Other items on the plate menu include donkatsu, hamburg steak, garlic butter shrimp, stir fried kimchi and pork belly and even yook geh jang (육개장). All plates are priced between 6,800 won and 8,500 won.

Look at those beautiful char marks!

I was a bit skeptical at how well an establishment serving Korean food in Noksapyeong would fare but each time I've passed by Robot Kimbap since its opening, business seems to be booming more than ever.

I, too, definitely was converted to a fan after my visit. Using fresh ingredients to make healthy but flavorful meals are all factors important to me in all forms of eating and Robot Kimbap definitely met the marks in all those factors. Sure, the prices are a little higher than that of a chain kimbap place, but not by much and I can definitely justify paying just a few thousand more wons to get fresh, nutritious and filling ingredients in my meal instead of filling it up with rice, sauce, and MSG.

With the taste buds of many regions like the United States shifting towards healthier meals, Robot Kimbap is exactly the kind of concept and style that I think could help win over new Korean food fans abroad while accurately reflecting healthy and flavorful Korean flavors.
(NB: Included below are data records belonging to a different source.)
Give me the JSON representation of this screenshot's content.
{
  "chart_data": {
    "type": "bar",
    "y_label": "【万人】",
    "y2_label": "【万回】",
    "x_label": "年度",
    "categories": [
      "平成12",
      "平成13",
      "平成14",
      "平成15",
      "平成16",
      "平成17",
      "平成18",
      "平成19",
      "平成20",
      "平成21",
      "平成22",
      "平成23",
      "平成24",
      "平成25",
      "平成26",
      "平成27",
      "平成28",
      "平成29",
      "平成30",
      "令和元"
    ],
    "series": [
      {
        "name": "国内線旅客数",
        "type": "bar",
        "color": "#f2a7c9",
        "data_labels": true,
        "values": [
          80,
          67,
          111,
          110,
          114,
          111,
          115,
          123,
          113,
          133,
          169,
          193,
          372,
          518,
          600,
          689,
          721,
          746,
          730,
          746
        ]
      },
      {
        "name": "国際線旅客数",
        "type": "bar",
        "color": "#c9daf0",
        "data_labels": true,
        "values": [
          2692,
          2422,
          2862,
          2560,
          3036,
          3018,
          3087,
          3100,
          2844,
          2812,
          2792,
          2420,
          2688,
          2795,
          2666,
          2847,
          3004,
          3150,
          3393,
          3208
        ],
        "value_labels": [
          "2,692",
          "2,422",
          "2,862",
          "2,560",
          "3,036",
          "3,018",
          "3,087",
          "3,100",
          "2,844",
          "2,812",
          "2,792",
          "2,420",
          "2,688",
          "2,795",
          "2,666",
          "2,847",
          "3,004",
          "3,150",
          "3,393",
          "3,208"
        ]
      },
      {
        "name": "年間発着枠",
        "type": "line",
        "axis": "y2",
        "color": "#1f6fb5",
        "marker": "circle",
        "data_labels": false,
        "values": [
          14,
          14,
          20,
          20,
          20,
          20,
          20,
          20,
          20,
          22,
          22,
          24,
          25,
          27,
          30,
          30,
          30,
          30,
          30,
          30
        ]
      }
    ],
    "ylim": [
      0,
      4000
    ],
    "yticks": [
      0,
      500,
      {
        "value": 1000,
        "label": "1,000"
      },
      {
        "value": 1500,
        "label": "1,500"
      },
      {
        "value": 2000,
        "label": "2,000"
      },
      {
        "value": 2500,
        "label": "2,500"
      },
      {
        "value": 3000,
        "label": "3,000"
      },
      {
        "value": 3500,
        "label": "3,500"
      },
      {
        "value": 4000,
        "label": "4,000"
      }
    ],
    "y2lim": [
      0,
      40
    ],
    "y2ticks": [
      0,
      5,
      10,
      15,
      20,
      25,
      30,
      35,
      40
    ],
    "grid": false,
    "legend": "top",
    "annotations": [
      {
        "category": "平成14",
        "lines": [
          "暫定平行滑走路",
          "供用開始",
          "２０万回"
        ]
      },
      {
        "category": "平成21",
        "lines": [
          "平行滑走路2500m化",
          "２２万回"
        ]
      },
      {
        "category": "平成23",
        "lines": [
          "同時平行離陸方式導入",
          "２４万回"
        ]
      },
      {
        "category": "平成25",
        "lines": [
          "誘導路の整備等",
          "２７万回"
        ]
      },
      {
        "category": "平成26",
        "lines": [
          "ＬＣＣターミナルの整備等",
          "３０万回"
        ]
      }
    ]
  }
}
And I believe it could do so without using gimmicks and losing its Korean food "soul" in the process (I'm talking about places like YOU, Bibigo).
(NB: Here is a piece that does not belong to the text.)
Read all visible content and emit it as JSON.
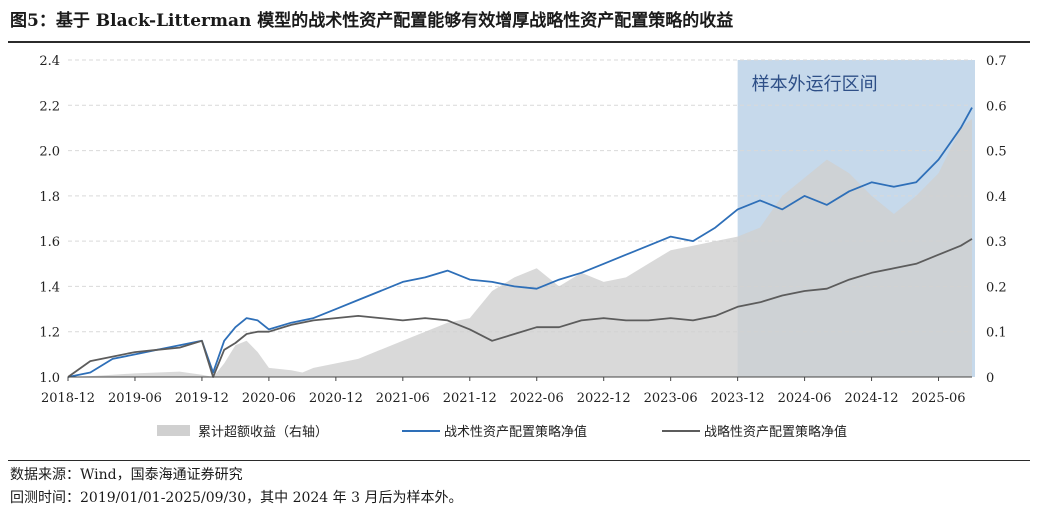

A minor thing I wish they'd change is the lighting. The bizarre choice to use bright, white florescent lighting in addition to the minimal and inorganic interior makes me feel more like I'm in a hip clothing shop (like an A Land branch) or some garage studio rather than a dining place. Bunshik places, in particular, usually are places where close friends, family members or dating couples get their eating fix together and the lighting and decor at Robot Kimbap certainly doesn't match the warm sentiments these places usually conveys- not to mention the lighting makes food a little less aesthetically pleasing.
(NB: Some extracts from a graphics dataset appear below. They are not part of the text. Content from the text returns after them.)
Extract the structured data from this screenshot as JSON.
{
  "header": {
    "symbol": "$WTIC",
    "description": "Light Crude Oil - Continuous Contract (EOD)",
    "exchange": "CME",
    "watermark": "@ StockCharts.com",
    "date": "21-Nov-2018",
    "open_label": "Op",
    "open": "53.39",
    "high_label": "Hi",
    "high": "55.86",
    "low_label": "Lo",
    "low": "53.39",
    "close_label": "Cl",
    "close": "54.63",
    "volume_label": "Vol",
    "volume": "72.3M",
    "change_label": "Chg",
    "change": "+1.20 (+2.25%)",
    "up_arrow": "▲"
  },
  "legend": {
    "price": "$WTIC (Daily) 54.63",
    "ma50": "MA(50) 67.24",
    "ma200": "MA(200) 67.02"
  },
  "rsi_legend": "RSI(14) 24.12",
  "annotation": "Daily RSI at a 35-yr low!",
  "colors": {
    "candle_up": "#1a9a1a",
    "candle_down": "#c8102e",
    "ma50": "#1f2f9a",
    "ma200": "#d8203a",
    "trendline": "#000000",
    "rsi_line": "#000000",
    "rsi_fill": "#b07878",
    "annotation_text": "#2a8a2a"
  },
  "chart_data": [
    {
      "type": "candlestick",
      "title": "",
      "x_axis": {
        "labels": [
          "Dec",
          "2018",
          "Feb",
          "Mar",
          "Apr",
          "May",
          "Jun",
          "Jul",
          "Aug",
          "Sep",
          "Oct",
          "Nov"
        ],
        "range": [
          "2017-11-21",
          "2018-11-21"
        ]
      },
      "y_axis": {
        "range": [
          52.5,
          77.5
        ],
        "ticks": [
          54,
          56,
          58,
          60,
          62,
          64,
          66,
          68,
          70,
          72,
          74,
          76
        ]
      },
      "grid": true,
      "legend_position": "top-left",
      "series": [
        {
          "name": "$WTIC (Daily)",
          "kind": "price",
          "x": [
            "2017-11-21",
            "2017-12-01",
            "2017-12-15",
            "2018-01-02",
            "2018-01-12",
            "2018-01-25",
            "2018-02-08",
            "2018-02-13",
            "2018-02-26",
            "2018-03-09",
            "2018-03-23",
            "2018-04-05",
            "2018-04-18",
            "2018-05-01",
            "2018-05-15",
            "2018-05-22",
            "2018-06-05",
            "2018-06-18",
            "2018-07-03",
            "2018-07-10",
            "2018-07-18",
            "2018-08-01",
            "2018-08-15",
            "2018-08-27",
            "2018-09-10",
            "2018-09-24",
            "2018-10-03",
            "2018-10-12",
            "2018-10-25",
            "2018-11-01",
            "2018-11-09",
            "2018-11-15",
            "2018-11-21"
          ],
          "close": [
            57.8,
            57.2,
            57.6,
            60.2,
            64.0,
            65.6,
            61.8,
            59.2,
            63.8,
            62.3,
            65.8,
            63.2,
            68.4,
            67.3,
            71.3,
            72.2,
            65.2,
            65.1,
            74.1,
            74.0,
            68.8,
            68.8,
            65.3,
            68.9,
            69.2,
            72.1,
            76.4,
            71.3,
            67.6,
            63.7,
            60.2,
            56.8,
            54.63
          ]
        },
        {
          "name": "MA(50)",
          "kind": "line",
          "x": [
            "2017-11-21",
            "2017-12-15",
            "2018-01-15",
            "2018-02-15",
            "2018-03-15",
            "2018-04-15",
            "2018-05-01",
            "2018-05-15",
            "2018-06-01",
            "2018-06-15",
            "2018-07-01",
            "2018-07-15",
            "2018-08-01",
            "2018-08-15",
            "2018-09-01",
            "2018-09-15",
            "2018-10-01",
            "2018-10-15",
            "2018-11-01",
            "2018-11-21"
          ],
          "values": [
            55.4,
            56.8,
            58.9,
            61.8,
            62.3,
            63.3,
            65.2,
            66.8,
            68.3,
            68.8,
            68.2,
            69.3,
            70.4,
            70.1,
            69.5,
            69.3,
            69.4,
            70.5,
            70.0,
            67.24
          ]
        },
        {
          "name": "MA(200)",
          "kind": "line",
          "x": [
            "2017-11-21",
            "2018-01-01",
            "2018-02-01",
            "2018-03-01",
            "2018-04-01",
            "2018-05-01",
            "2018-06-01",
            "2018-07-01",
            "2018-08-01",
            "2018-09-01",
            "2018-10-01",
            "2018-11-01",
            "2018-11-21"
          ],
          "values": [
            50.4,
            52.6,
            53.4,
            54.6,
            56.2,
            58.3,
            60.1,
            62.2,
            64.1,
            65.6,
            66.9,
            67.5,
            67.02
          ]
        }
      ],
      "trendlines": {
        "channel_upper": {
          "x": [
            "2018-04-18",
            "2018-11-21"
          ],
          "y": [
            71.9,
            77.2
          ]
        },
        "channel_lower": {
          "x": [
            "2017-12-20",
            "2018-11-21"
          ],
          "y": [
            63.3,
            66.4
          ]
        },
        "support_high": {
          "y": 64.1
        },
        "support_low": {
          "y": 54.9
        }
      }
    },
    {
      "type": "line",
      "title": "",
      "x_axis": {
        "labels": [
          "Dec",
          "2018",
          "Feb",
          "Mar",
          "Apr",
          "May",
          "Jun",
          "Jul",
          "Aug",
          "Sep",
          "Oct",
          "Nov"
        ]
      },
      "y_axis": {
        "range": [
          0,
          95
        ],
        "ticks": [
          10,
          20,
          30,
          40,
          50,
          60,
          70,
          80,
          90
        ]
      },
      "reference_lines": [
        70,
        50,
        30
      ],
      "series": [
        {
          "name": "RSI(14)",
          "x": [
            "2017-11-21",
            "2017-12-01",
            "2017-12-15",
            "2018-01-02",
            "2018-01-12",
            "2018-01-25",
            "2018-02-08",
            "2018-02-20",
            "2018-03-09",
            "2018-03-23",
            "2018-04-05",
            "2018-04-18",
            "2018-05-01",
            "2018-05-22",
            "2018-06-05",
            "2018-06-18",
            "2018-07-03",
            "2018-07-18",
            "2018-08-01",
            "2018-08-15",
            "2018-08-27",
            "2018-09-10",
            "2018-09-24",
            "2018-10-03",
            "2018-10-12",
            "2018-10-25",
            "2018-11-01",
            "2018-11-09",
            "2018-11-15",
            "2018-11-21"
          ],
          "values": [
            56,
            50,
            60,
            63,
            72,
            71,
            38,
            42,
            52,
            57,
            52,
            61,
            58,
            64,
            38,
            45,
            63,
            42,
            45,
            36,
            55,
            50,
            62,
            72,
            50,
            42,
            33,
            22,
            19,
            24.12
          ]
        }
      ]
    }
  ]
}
On the other hand, I guess my attention would be more focused on whatever I'm eating here the next time I hit Robot Kimbap up and not so much the ceiling :)

Ratings: 3.5 out of 4 stars


서울시 용산구 이태원 동 563
563, Itaewon-dong, Yongsan-gu, Seoul 

Another location is in Mokdong
서울시 양천구 목동 905-34 하나프라자 1층
905-34, Mokdong, Yangcheongu, Seoul on the first floor of the Hana Plaza building

Telephone: 02-794-9595 (Itaewon branch) and 02-2642-1313 (Mokdong branch)

Parking: Very limited parking right against the curb of the restaurant but the alley is not large so I'd advise leaving cars at home (especially bigger vehicles)

Alcohol: Bottled beers include Dry Finish D, Hoegaarden, Heineken, Coronoa and Queen's Ale in addition to your standard sodas and juices

Tip: If you're passing through the area en route to somewhere or live in the vicinity, you can just call and make your order and pick up your food to avoid any lines. No delivery though.